Big Four global heads make top 100 CEO listing

Despite a turbulent year for the Big Four, which saw strong criticism for their executive teams from MPs, the public and the regulators, the CEOs of EY, Deloitte, PWC and KPMG all feature in a new study of the world’s 100 most reputable CEOs

Brand Finance, a brand valuation and strategy consultancy, has rated CEOs according to their ability to be a ‘brand guardian’, with Amazon founder and CEO Jeff Bezos taking top slot. However, the consultancy warns of a potential $10bn loss to the tech company’s brand value if his divorce is mishandled.

The brand guardianship metric scored 0-100 considers multiple inputs reflecting CEOs’ success in marketing investment, stakeholder equity, and business performance.

Toyota’s Akio Toyoda comes second on the list with a 71.6 score, celebrating 10 years at helm of the car manufacturer and having overcome the very public reputational disaster in 2010 as a result of faulty accelerator pedals linked to dozens of deaths and injuries.

Brit Tim Cook, who is credited with upholding Steve Jobs’ legacy at Apple, holds fourth place. Half of the top ten in the list are from tech companies, but Google CEO Sundar Pichai does not make the cut, ranked 13th, after seeing his reputation dented by a recent Congress hearing. Similarly, Facebook CEO Mark Zuckerberg is at number 16, reflecting concerns about the social platform’s role in spreading ‘fake news’.

Mark Weinberger of EY is the highest ranked of the Big Four leaders, at number 43 and with a combined brand score of 48.6. Deloitte’s Punjit Renjen is at 48 with a score of 47.7, followed by Bob Moritz of PwC at 53 with a 47.4 score. KPMG’s Lynne Doughtie, one of only three women on the listing, is placed at 73 and scored at 44.3.

David Haigh, CEO of Brand Finance, said: ‘Developing a strong brand is now more important than ever, not only for commercial success, but for longevity of the relationship between a brand and its stakeholders.

‘The role of the chief executive officer has totally evolved as we navigate the era of personality CEOs where public scrutiny is equal to that of a celebrity figure.

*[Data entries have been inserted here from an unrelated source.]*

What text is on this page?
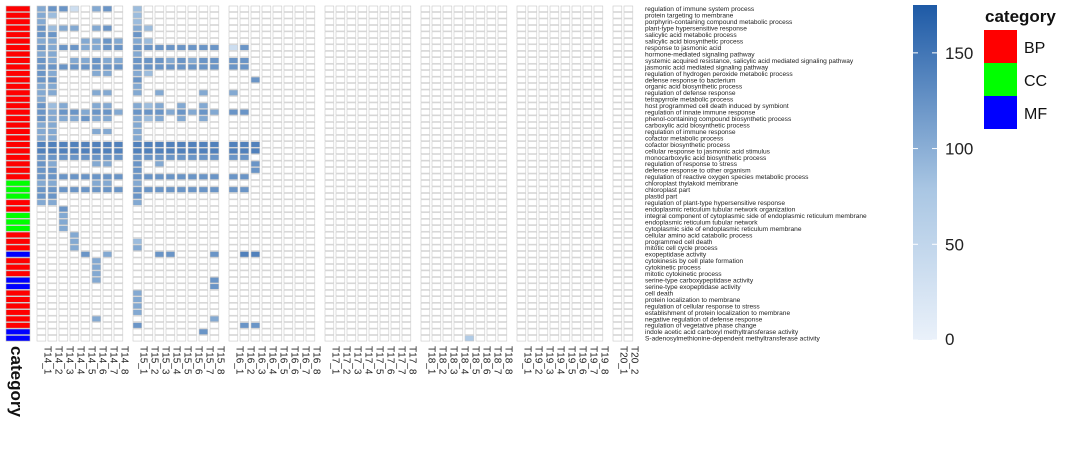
regulation of immune system process
protein targeting to membrane
porphyrin-containing compound metabolic process
plant-type hypersensitive response
salicylic acid metabolic process
salicylic acid biosynthetic process
response to jasmonic acid
hormone-mediated signaling pathway
systemic acquired resistance, salicylic acid mediated signaling pathway
jasmonic acid mediated signaling pathway
regulation of hydrogen peroxide metabolic process
defense response to bacterium
organic acid biosynthetic process
regulation of defense response
tetrapyrrole metabolic process
host programmed cell death induced by symbiont
regulation of innate immune response
phenol-containing compound biosynthetic process
carboxylic acid biosynthetic process
regulation of immune response
cofactor metabolic process
cofactor biosynthetic process
cellular response to jasmonic acid stimulus
monocarboxylic acid biosynthetic process
regulation of response to stress
defense response to other organism
regulation of reactive oxygen species metabolic process
chloroplast thylakoid membrane
chloroplast part
plastid part
regulation of plant-type hypersensitive response
endoplasmic reticulum tubular network organization
integral component of cytoplasmic side of endoplasmic reticulum membrane
endoplasmic reticulum tubular network
cytoplasmic side of endoplasmic reticulum membrane
cellular amino acid catabolic process
programmed cell death
mitotic cell cycle process
exopeptidase activity
cytokinesis by cell plate formation
cytokinetic process
mitotic cytokinetic process
serine-type carboxypeptidase activity
serine-type exopeptidase activity
cell death
protein localization to membrane
regulation of cellular response to stress
establishment of protein localization to membrane
negative regulation of defense response
regulation of vegetative phase change
indole acetic acid carboxyl methyltransferase activity
S-adenosylmethionine-dependent methyltransferase activity
T14_1 T14_2 T14_3 T14_4 T14_5 T14_6 T14_7 T14_8 T15_1 T15_2 T15_3 T15_4 T15_5 T15_6 T15_7 T15_8 T16_1 T16_2 T16_3 T16_4 T16_5 T16_6 T16_7 T16_8 T17_1 T17_2 T17_3 T17_4 T17_5 T17_6 T17_7 T17_8 T18_1 T18_2 T18_3 T18_4 T18_5 T18_6 T18_7 T18_8 T19_1 T19_2 T19_3 T19_4 T19_5 T19_6 T19_7 T19_8 T20_1 T20_2
category
0
50
100
150
category
BP
CC
MF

It is no longer enough to have a vision for the brand’s future. It is about forging an authentic public profile and reacting earnestly to reputational crises – especially as customers become more discerning in their experiences and expectations.

‘This new research shines a spotlight on those CEOs who are succeeding in building brand resilience and safeguarding brand value.’

Of the 100 CEOs who are ranked, 37% lead US-based companies while 22% come from China.

Some have held the top executive position for decades - the world’s third most reputable CEO, Bernard Arnault of Moët Hennessy Louis Vuitton SE, (LVMH) has been leading the French luxury goods conglomerate for the last 30 years.

Softbank’s Masayoshi Son is the longest-serving CEO in the ranking, having managed the brand since its foundation in 1981, and is placed at number 69.

Newly appointed CEOs also feature including Uber’s Dara Khosrowshahi. Brand Finance says that despite having only taken the reigns at the cab-booking app in late 2017, he has, in such a short span of time, also forged a reputation as a trusted leader, ranked 38th with a Brand Guardianship Index score of 50.1 out of 100.

The full report is scheduled for release on 22January at a World Economic Forum event in Davos discussing the role of CEOs in shaping brands and reputation.